Penegasan terhadap fungsi pengawasan DPR semakin kuat dengan adanya klausul yang menyatakan bahwa DPR berhak melakukan evaluasi berkala terhadap Dewan Komisioner LPS, Dewan Komisioner OJK, dan Dewan Gubernur BI. Hasil rekomendasi dari evaluasi tersebut bahkan bersifat mengikat, memberikan DPR kekuasaan yang lebih besar dalam menjaga stabilitas dan integritas sektor keuangan nasional. Meskipun demikian, Wakil Ketua Komisi XI, Fauzi Amro, memastikan bahwa proses pembahasan amandemen UU ini masih terus berjalan dan belum mencapai finalisasi.
Ringkasan
DPR dan pemerintah sedang membahas perubahan UU PPSK yang memperkuat peran DPR dalam pengawasan terhadap Bank Indonesia (BI), Otoritas Jasa Keuangan (OJK), dan Lembaga Penjamin Simpanan (LPS). Perubahan ini mencakup penambahan alasan pemberhentian anggota Dewan Gubernur BI, di mana hasil evaluasi DPR dapat menjadi pertimbangan presiden untuk memberhentikan Gubernur BI atau deputi lainnya.

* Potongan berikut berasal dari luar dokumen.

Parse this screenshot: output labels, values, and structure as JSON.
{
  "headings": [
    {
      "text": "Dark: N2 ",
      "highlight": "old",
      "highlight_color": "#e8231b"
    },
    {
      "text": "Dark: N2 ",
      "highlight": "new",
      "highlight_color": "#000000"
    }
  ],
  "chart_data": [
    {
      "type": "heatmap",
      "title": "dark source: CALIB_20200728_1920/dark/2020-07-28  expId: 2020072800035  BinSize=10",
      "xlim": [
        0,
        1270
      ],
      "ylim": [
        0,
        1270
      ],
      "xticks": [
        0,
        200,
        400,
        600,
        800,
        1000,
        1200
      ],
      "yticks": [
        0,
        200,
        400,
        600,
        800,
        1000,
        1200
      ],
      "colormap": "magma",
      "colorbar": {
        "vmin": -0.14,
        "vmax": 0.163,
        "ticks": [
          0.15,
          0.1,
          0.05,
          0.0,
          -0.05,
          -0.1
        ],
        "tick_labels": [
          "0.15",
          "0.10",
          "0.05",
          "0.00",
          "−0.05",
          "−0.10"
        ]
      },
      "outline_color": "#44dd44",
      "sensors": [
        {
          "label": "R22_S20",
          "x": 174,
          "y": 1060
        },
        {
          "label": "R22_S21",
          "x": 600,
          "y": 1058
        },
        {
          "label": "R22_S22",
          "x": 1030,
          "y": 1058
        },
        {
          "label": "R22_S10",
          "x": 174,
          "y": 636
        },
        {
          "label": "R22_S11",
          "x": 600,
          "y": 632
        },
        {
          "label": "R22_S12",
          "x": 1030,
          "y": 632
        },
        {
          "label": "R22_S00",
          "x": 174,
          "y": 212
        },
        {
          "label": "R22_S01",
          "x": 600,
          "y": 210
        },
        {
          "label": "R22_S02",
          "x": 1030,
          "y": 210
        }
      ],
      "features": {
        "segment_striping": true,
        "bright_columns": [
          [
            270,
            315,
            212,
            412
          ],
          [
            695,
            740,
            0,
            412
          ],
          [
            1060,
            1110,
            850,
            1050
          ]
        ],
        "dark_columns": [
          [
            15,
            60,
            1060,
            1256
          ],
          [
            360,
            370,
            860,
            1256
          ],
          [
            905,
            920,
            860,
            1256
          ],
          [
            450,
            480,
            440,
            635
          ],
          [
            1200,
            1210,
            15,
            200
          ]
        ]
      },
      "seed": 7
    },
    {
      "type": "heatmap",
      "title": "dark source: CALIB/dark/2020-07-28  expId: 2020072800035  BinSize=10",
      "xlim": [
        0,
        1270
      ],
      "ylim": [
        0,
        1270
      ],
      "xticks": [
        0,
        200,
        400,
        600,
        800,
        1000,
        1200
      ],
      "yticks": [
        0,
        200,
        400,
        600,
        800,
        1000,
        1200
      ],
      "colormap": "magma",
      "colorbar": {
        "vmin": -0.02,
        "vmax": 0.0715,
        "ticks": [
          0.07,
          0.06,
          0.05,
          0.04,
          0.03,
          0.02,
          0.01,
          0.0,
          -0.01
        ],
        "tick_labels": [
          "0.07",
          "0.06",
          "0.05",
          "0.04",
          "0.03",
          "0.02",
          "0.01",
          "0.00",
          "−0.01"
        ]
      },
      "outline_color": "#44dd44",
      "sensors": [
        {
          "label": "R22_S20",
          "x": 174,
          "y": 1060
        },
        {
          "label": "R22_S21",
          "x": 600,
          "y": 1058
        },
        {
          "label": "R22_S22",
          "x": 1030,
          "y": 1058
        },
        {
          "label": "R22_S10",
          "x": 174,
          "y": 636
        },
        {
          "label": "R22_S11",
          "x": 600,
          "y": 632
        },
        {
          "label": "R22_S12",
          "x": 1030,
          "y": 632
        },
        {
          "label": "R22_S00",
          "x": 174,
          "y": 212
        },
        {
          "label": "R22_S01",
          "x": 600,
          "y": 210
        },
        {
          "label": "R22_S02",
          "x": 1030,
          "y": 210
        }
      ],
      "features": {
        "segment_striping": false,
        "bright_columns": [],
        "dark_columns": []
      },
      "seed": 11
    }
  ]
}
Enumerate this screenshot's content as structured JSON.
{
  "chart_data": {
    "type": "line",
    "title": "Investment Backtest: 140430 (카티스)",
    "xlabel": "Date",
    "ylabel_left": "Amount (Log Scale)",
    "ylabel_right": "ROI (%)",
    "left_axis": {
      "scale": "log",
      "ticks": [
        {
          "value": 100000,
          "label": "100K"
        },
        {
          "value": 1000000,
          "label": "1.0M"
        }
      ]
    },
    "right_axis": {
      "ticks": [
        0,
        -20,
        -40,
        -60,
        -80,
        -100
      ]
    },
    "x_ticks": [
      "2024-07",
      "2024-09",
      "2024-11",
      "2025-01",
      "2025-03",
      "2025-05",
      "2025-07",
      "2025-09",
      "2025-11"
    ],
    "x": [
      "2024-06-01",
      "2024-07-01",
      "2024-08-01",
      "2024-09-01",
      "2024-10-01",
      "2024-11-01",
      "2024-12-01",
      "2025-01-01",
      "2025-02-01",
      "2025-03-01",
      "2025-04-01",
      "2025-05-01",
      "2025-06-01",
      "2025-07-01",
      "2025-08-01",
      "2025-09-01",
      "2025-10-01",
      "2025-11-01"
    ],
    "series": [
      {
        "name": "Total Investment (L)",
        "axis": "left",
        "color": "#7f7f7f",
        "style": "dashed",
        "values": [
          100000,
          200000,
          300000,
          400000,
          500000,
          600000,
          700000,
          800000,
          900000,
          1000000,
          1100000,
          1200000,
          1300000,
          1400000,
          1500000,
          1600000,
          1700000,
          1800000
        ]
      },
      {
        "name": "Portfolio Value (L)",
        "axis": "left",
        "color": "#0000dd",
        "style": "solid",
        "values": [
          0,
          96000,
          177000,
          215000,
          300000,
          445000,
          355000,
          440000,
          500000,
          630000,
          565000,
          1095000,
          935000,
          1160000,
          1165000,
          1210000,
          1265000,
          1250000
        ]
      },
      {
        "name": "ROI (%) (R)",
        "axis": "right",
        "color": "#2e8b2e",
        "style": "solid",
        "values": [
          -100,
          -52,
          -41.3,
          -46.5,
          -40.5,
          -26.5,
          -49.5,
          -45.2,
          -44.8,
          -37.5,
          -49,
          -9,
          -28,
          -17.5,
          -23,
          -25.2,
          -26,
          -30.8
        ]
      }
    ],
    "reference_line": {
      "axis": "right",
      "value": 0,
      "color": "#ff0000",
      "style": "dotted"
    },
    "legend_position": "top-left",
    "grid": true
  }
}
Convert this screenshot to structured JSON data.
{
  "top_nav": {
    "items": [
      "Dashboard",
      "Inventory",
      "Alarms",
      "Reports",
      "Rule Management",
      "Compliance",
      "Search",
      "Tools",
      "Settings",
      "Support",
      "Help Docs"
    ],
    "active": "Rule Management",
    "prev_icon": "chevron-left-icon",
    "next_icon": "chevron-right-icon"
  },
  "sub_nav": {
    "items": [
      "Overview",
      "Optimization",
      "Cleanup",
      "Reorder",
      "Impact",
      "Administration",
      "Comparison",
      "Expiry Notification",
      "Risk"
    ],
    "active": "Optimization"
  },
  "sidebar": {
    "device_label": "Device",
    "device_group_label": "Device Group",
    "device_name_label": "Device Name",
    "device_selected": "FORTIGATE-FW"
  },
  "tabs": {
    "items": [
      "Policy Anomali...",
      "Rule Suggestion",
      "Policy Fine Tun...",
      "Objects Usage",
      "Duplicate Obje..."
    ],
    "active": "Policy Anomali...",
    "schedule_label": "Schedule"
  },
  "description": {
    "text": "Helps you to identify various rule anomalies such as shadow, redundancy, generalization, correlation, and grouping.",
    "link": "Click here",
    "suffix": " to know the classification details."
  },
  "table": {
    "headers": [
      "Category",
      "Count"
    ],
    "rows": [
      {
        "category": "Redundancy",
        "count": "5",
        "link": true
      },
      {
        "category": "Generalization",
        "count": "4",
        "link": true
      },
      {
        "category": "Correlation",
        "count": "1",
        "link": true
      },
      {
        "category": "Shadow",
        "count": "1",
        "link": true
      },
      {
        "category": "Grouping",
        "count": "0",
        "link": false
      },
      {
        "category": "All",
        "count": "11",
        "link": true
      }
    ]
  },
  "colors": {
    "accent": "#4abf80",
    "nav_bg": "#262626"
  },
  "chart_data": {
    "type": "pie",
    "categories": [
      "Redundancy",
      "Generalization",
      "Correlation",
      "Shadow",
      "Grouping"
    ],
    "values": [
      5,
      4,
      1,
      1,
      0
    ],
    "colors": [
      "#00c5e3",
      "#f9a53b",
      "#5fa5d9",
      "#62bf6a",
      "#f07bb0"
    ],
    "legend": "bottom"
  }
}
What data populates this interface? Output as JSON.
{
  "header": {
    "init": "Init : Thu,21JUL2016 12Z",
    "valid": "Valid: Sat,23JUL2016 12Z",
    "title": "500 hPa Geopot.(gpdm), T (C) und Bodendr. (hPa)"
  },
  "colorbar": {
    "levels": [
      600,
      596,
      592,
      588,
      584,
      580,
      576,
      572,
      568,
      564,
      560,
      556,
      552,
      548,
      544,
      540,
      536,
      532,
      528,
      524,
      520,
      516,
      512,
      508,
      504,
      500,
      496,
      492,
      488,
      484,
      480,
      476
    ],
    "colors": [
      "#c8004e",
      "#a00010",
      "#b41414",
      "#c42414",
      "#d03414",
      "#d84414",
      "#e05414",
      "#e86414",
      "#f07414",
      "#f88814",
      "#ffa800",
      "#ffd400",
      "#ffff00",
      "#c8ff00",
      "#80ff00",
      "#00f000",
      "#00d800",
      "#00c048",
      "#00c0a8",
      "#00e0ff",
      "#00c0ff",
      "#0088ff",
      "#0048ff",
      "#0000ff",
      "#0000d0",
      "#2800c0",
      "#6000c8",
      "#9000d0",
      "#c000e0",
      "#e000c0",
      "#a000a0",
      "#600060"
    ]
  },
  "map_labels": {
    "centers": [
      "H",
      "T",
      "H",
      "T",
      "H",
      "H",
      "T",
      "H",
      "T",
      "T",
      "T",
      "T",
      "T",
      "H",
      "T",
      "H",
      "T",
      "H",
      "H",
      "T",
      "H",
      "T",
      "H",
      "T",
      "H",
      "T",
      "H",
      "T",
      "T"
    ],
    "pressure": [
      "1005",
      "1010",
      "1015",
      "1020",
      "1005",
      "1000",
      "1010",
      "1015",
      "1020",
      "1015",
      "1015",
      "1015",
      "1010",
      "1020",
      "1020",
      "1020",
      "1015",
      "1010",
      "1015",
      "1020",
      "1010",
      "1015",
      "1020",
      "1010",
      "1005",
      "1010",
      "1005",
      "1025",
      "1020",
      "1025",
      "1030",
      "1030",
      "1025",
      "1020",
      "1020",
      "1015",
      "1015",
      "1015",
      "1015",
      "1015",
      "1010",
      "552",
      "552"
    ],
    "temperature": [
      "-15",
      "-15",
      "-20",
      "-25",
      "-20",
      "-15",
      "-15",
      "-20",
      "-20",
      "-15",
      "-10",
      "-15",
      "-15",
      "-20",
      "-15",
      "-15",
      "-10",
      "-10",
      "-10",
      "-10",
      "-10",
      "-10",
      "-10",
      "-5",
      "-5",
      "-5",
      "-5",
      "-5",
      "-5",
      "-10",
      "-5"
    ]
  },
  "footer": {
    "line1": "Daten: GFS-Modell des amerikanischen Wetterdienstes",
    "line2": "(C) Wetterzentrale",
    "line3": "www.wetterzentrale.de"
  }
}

Penguatan peran DPR juga terlihat pada mekanisme pemberhentian anggota Dewan Komisioner LPS, yang kini mempertimbangkan hasil evaluasi DPR. Selain itu, DPR akan menyetujui rencana kerja dan anggaran LPS, menggantikan peran Menteri Keuangan. DPR juga berhak melakukan evaluasi berkala terhadap Dewan Komisioner LPS, OJK, dan Dewan Gubernur BI dengan rekomendasi yang bersifat mengikat.